I stumbled across an old Wired article over the weekend, which talks about the proliferation of autism in the tech corridors of our country. The tech world is a perfect fit for the mildly autistic mind.
It’s a familiar joke in the industry that many of the hardcore programmers in IT strongholds like Intel, Adobe, and Silicon Graphics – coming to work early, leaving late, sucking down Big Gulps in their cubicles while they code for hours – are residing somewhere in Asperger’s domain.
However, this safe haven for logical nerds could be a breeding ground for more serious, delibitating cases of this disorder.
The chilling possibility is that what’s happening now is the first proof that the genes responsible for bestowing certain special gifts on slightly autistic adults – the very abilities that have made them dreamers and architects of our technological future – are capable of bringing a plague down on the best minds of the next generation. For parents employed in prominent IT firms here, the news of increased diagnoses of autism in their ranks is a confirmation of rumors that have quietly circulated for months. Every day, more and more of their coworkers are running into one another in the waiting rooms of local clinics, taking the first uncertain steps on a journey with their children that lasts for the rest of their lives.

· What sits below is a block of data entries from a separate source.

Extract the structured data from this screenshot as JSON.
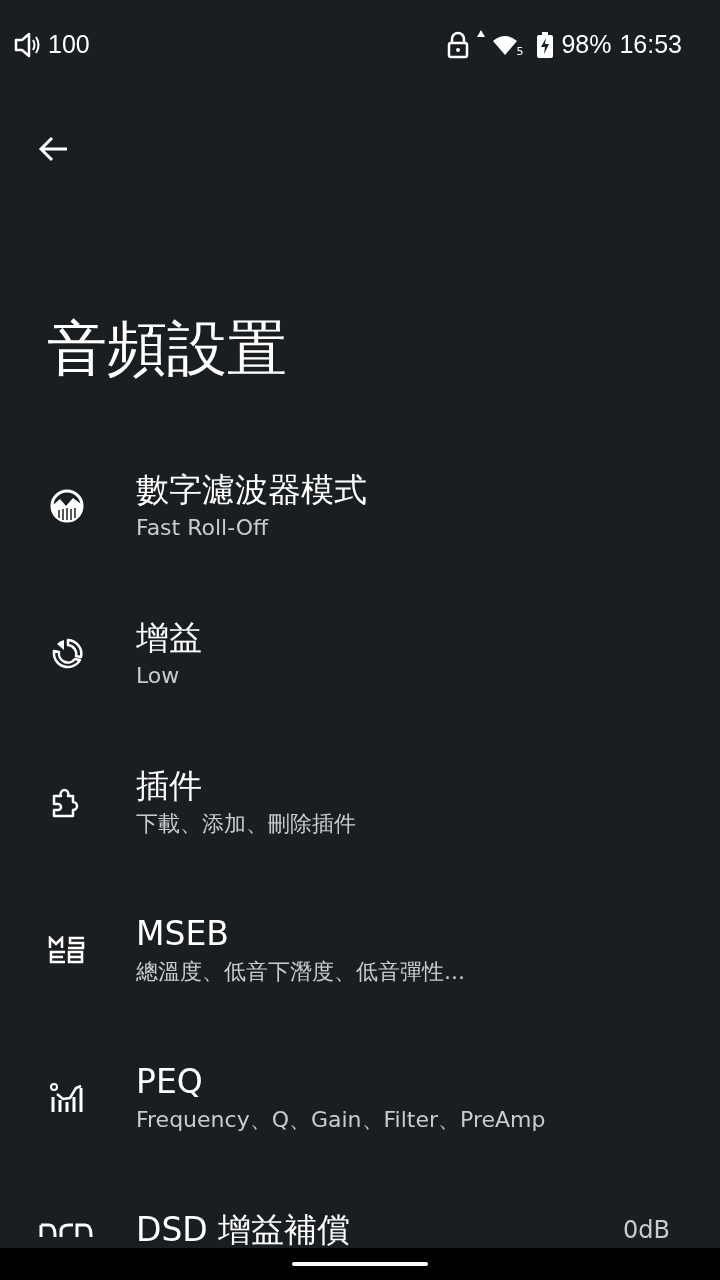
{
  "status_bar": {
    "volume": "100",
    "wifi_badge": "5",
    "battery": "98%",
    "time": "16:53"
  },
  "title": "音頻設置",
  "items": [
    {
      "title": "數字濾波器模式",
      "subtitle": "Fast Roll-Off"
    },
    {
      "title": "增益",
      "subtitle": "Low"
    },
    {
      "title": "插件",
      "subtitle": "下載、添加、刪除插件"
    },
    {
      "title": "MSEB",
      "subtitle": "總溫度、低音下潛度、低音彈性..."
    },
    {
      "title": "PEQ",
      "subtitle": "Frequency、Q、Gain、Filter、PreAmp"
    },
    {
      "title": "DSD 增益補償",
      "value": "0dB"
    }
  ]
}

In previous eras, even those who recognized early that autism might have a genetic underpinning considered it a disorder that only moved diagonally down branches of a family tree. Direct inheritance was almost out of the question, because autistic people rarely had children. The profoundly affected spent their lives in institutions, and those with Asperger’s syndrome tended to be loners. They were the strange uncle who droned on in a tuneless voice, tending his private logs of baseball statistics or military arcana; the cousin who never married, celibate by choice, fussy about the arrangement of her things, who spoke in a lexicon mined reading dictionaries cover to cover.
The old line “insanity is hereditary, you get it from your kids” has a twist in the autistic world. It has become commonplace for parents to diagnose themselves as having Asperger’s syndrome, or to pinpoint other relatives living on the spectrum, only after their own children have been diagnosed.
High tech hot spots like the Valley, and Route 128 outside of Boston, are a curious oxymoron: They’re fraternal associations of loners. In these places, if you’re a geek living in the high-functioning regions of the spectrum, your chances of meeting someone who shares your perseverating obsession (think Linux or Star Trek) are greatly expanded. As more women enter the IT workplace, guys who might never have had a prayer of finding a kindred spirit suddenly discover that she’s hacking Perl scripts in the next cubicle.
….Says Bryna Siegel, author of The World of the Autistic Child and director of the PDD clinic at UCSF, “In another historical time, these men would have become monks, developing new ink for early printing presses. Suddenly they’re making $150,000 a year with stock options. They’re reproducing at a much higher rate.”
Anyhow, fascinating article. Worth checking out.